With Korean rookie left-hander Hyun-Jin Ryu extending their torment on Sunday, the Bucs were swept out of Chavez Ravine, 6-2. Jeff Locke, the Pirates' own young southpaw, couldn't quite keep up with Ryu, allowing four runs -- three of them delivered by Adrian Gonzalez -- in six innings.
Ryu got the Dodgers rotation's booby prize by allowing three hits (in 6 1/3 innings) against the Pirates. Before him, Zack Greinke and Clayton Kershaw had both allowed only two.
The Pirates had a total of eight hits in the three games. Three of the six in the last two games did not leave the infield: two by Starling Marte (including a bunt hit) and one by Jose Tabata.
So while Randy Newman's iconic song blared out of the park's speakers after the game, the Pirates were humming their own version: "I Love [To Leave] LA!"
"Yeah, pretty good rotation. All we could've hoped for in this series was to just battle every at-bat, because of the quality of pitching we're facing," said Pedro Alvarez, who had seven strikeouts and zero hits over the weekend. "After a series like that, you just want to see some different arms."

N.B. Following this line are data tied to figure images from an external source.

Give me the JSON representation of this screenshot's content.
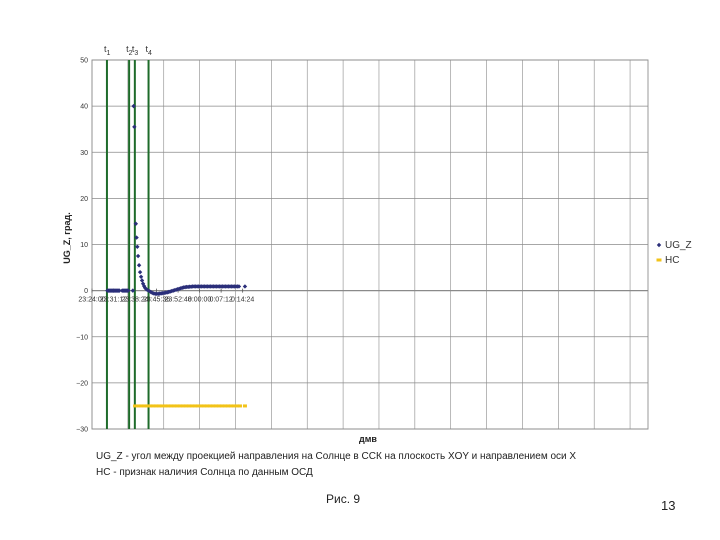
{
  "chart_data": {
    "type": "scatter",
    "xlabel": "дмв",
    "ylabel": "UG_Z, град.",
    "ylim": [
      -30,
      50
    ],
    "y_ticks": [
      50,
      40,
      30,
      20,
      10,
      0,
      -10,
      -20,
      -30
    ],
    "x_tick_labels": [
      "23:24:00",
      "23:31:12",
      "23:38:24",
      "23:45:36",
      "23:52:48",
      "0:00:00",
      "0:07:12",
      "0:14:24"
    ],
    "grid": true,
    "legend_position": "right",
    "colors": {
      "UG_Z": "#2b2f7a",
      "HC": "#f2c318",
      "markers": "#1e6b2a",
      "grid": "#8a8a8a"
    },
    "event_markers": [
      {
        "label": "t1",
        "sub": "1",
        "x": "23:29:00"
      },
      {
        "label": "t2",
        "sub": "2",
        "x": "23:36:25"
      },
      {
        "label": "t3",
        "sub": "3",
        "x": "23:38:20"
      },
      {
        "label": "t4",
        "sub": "4",
        "x": "23:42:55"
      }
    ],
    "series": [
      {
        "name": "UG_Z",
        "points": [
          [
            "23:29:10",
            0
          ],
          [
            "23:29:30",
            0
          ],
          [
            "23:29:50",
            0
          ],
          [
            "23:30:10",
            0
          ],
          [
            "23:30:30",
            0
          ],
          [
            "23:30:50",
            0
          ],
          [
            "23:31:10",
            0
          ],
          [
            "23:31:30",
            0
          ],
          [
            "23:31:50",
            0
          ],
          [
            "23:32:10",
            0
          ],
          [
            "23:32:30",
            0
          ],
          [
            "23:32:50",
            0
          ],
          [
            "23:33:10",
            0
          ],
          [
            "23:34:05",
            0
          ],
          [
            "23:34:25",
            0
          ],
          [
            "23:34:45",
            0
          ],
          [
            "23:35:05",
            0
          ],
          [
            "23:35:25",
            0
          ],
          [
            "23:35:45",
            0
          ],
          [
            "23:36:05",
            0
          ],
          [
            "23:37:40",
            0
          ],
          [
            "23:37:55",
            40
          ],
          [
            "23:38:10",
            35.5
          ],
          [
            "23:38:40",
            14.5
          ],
          [
            "23:38:55",
            11.5
          ],
          [
            "23:39:10",
            9.5
          ],
          [
            "23:39:25",
            7.5
          ],
          [
            "23:39:45",
            5.5
          ],
          [
            "23:40:05",
            4
          ],
          [
            "23:40:25",
            3
          ],
          [
            "23:40:45",
            2.2
          ],
          [
            "23:41:05",
            1.5
          ],
          [
            "23:41:25",
            1
          ],
          [
            "23:41:45",
            0.6
          ],
          [
            "23:42:10",
            0.3
          ],
          [
            "23:42:40",
            0.1
          ],
          [
            "23:43:10",
            -0.1
          ],
          [
            "23:43:40",
            -0.3
          ],
          [
            "23:44:10",
            -0.5
          ],
          [
            "23:44:40",
            -0.6
          ],
          [
            "23:45:10",
            -0.7
          ],
          [
            "23:45:40",
            -0.7
          ],
          [
            "23:46:10",
            -0.7
          ],
          [
            "23:46:40",
            -0.65
          ],
          [
            "23:47:10",
            -0.6
          ],
          [
            "23:47:40",
            -0.55
          ],
          [
            "23:48:10",
            -0.5
          ],
          [
            "23:48:40",
            -0.45
          ],
          [
            "23:49:10",
            -0.4
          ],
          [
            "23:49:40",
            -0.3
          ],
          [
            "23:50:10",
            -0.2
          ],
          [
            "23:50:40",
            -0.1
          ],
          [
            "23:51:10",
            0
          ],
          [
            "23:51:40",
            0.1
          ],
          [
            "23:52:10",
            0.2
          ],
          [
            "23:52:40",
            0.3
          ],
          [
            "23:53:10",
            0.4
          ],
          [
            "23:53:40",
            0.5
          ],
          [
            "23:54:10",
            0.6
          ],
          [
            "23:54:40",
            0.7
          ],
          [
            "23:55:10",
            0.75
          ],
          [
            "23:55:40",
            0.8
          ],
          [
            "23:56:10",
            0.8
          ],
          [
            "23:56:40",
            0.85
          ],
          [
            "23:57:10",
            0.85
          ],
          [
            "23:57:40",
            0.9
          ],
          [
            "23:58:10",
            0.9
          ],
          [
            "23:58:40",
            0.9
          ],
          [
            "23:59:10",
            0.9
          ],
          [
            "23:59:40",
            0.9
          ],
          [
            "0:00:10",
            0.9
          ],
          [
            "0:00:40",
            0.9
          ],
          [
            "0:01:10",
            0.9
          ],
          [
            "0:01:40",
            0.9
          ],
          [
            "0:02:10",
            0.9
          ],
          [
            "0:02:40",
            0.9
          ],
          [
            "0:03:10",
            0.9
          ],
          [
            "0:03:40",
            0.9
          ],
          [
            "0:04:10",
            0.9
          ],
          [
            "0:04:40",
            0.9
          ],
          [
            "0:05:10",
            0.9
          ],
          [
            "0:05:40",
            0.9
          ],
          [
            "0:06:10",
            0.9
          ],
          [
            "0:06:40",
            0.9
          ],
          [
            "0:07:10",
            0.9
          ],
          [
            "0:07:40",
            0.9
          ],
          [
            "0:08:10",
            0.9
          ],
          [
            "0:08:40",
            0.9
          ],
          [
            "0:09:10",
            0.9
          ],
          [
            "0:09:40",
            0.9
          ],
          [
            "0:10:10",
            0.9
          ],
          [
            "0:10:40",
            0.9
          ],
          [
            "0:11:10",
            0.9
          ],
          [
            "0:11:40",
            0.9
          ],
          [
            "0:12:10",
            0.9
          ],
          [
            "0:12:40",
            0.9
          ],
          [
            "0:13:10",
            0.9
          ],
          [
            "0:15:10",
            0.9
          ]
        ]
      },
      {
        "name": "HC",
        "points": [
          [
            "23:38:25",
            -25
          ],
          [
            "23:39:30",
            -25
          ],
          [
            "23:40:30",
            -25
          ],
          [
            "23:41:30",
            -25
          ],
          [
            "23:42:30",
            -25
          ],
          [
            "23:43:30",
            -25
          ],
          [
            "23:44:30",
            -25
          ],
          [
            "23:45:30",
            -25
          ],
          [
            "23:46:30",
            -25
          ],
          [
            "23:47:30",
            -25
          ],
          [
            "23:48:30",
            -25
          ],
          [
            "23:49:30",
            -25
          ],
          [
            "23:50:30",
            -25
          ],
          [
            "23:51:30",
            -25
          ],
          [
            "23:52:30",
            -25
          ],
          [
            "23:53:30",
            -25
          ],
          [
            "23:54:30",
            -25
          ],
          [
            "23:55:30",
            -25
          ],
          [
            "23:56:30",
            -25
          ],
          [
            "23:57:30",
            -25
          ],
          [
            "23:58:30",
            -25
          ],
          [
            "23:59:30",
            -25
          ],
          [
            "0:00:30",
            -25
          ],
          [
            "0:01:30",
            -25
          ],
          [
            "0:02:30",
            -25
          ],
          [
            "0:03:30",
            -25
          ],
          [
            "0:04:30",
            -25
          ],
          [
            "0:05:30",
            -25
          ],
          [
            "0:06:30",
            -25
          ],
          [
            "0:07:30",
            -25
          ],
          [
            "0:08:30",
            -25
          ],
          [
            "0:09:30",
            -25
          ],
          [
            "0:10:30",
            -25
          ],
          [
            "0:11:30",
            -25
          ],
          [
            "0:12:30",
            -25
          ],
          [
            "0:13:30",
            -25
          ],
          [
            "0:15:10",
            -25
          ]
        ]
      }
    ]
  },
  "caption": {
    "line1": "UG_Z - угол между проекцией направления на Солнце в ССК на плоскость XOY и направлением оси X",
    "line2": "НС      - признак наличия Солнца по данным ОСД"
  },
  "figure_caption": "Рис. 9",
  "page_number": "13"
}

At least one of the Pirates' four total hits on Sunday left the park, as Andrew McCutchen connected for the team's first homer of the season in the first inning for a brief 2-0 lead.
McCutchen -- 4-for-17 overall and uncharacteristically hitless in five at-bats against lefties -- followed a single by Marte with his homer into the left-field pavilion.
"It was just the wrong pitch at the wrong time," Ryu said. "As the game went on I was focused a little bit more and I picked up my game."
The lead lasted until the Dodgers' fourth batter: Gonzalez singled to score Nick Punto and Matt Kemp -- who had set the table with a double into the right-center gap, his second hit of the season in 19 at-bats.
"That was a big hit. It gets us right back on the board. It was kind of like a do-over," Dodgers manager Don Mattingly said. "Hyun-Jin gets to be back square, he's not behind, and he just settles in and does his thing."
Is seeing a rare lead disappear that quickly painful?
"It is," Pirates manager Clint Hurdle said. "You throw a punch, go two up, and next thing you know you're even again. That's sport. Nobody felt worse than [Locke]. He battled. He bent, didn't really break."
"The first inning was rough. I had to battle through it, and it worked better for me as I went along," Locke said.
When Kemp's sacrifice fly gave the Dodgers a 3-2 lead in the third, it was the season's first lead change in a Pirates game.
Gonzalez helped ensure there would not be another lead change by making it 4-2 with an RBI single in the fifth.
Locke did not let any of his smoldering innings break into a full-fledged firestorm, which was the big issue during his callup last season, when one big inning appeared to mar his starts.
"It was one of those days when you had to take what you got and do the best you can with it," Locke said. "I feel comfortable here. This is where I belong."
Locke's six innings matched the longest of his brief career, reached last season on Sept. 9 and Oct. 1. That latter effort yielded his first career win, which remains his only one in eight decisions. On Sunday, Locke yielded eight hits and four runs, with a walk and three strikeouts.
It was a tenacious, not forceful performance: Locke made 86 pitches, and elicited only seven swings-and-misses (two of them by Ryu, his pitching adversary) -- not the sort of outing to wow a staff admittedly fond of swing-and-miss stuff.
"There's a lot for him to take away from this and learn from the experience," Hurdle said. "He needs to get ahead more. He got into some deep counts. The fastball command and the mix of pitches were better in his last two outings of Spring Training."
Locke did better at pitching than in the other aspects of a pitcher's game. He didn't break quickly to cover first on Juan Uribe's fourth-inning bouncer to first baseman Gaby Sanchez for the Bucs to have a shot at a double play. In the top of the next inning, after John McDonald had drawn a leadoff walk, Locke twice squared around to bunt but took called strikes both times, then swung through strike three.
And in the season's 45th inning, on the 674th pitch thrown to them, the Pirates finally hit one out. The honor belonged to the most likely candidate, McCutchen.
Going the first five games without a home run matched the Bucs' season-starting dry spells of 1998 and 1967, but fell far short of the drought of 1943. The Bucs' first homer of that season was struck on May 4, in their 12th game, by Vince DiMaggio.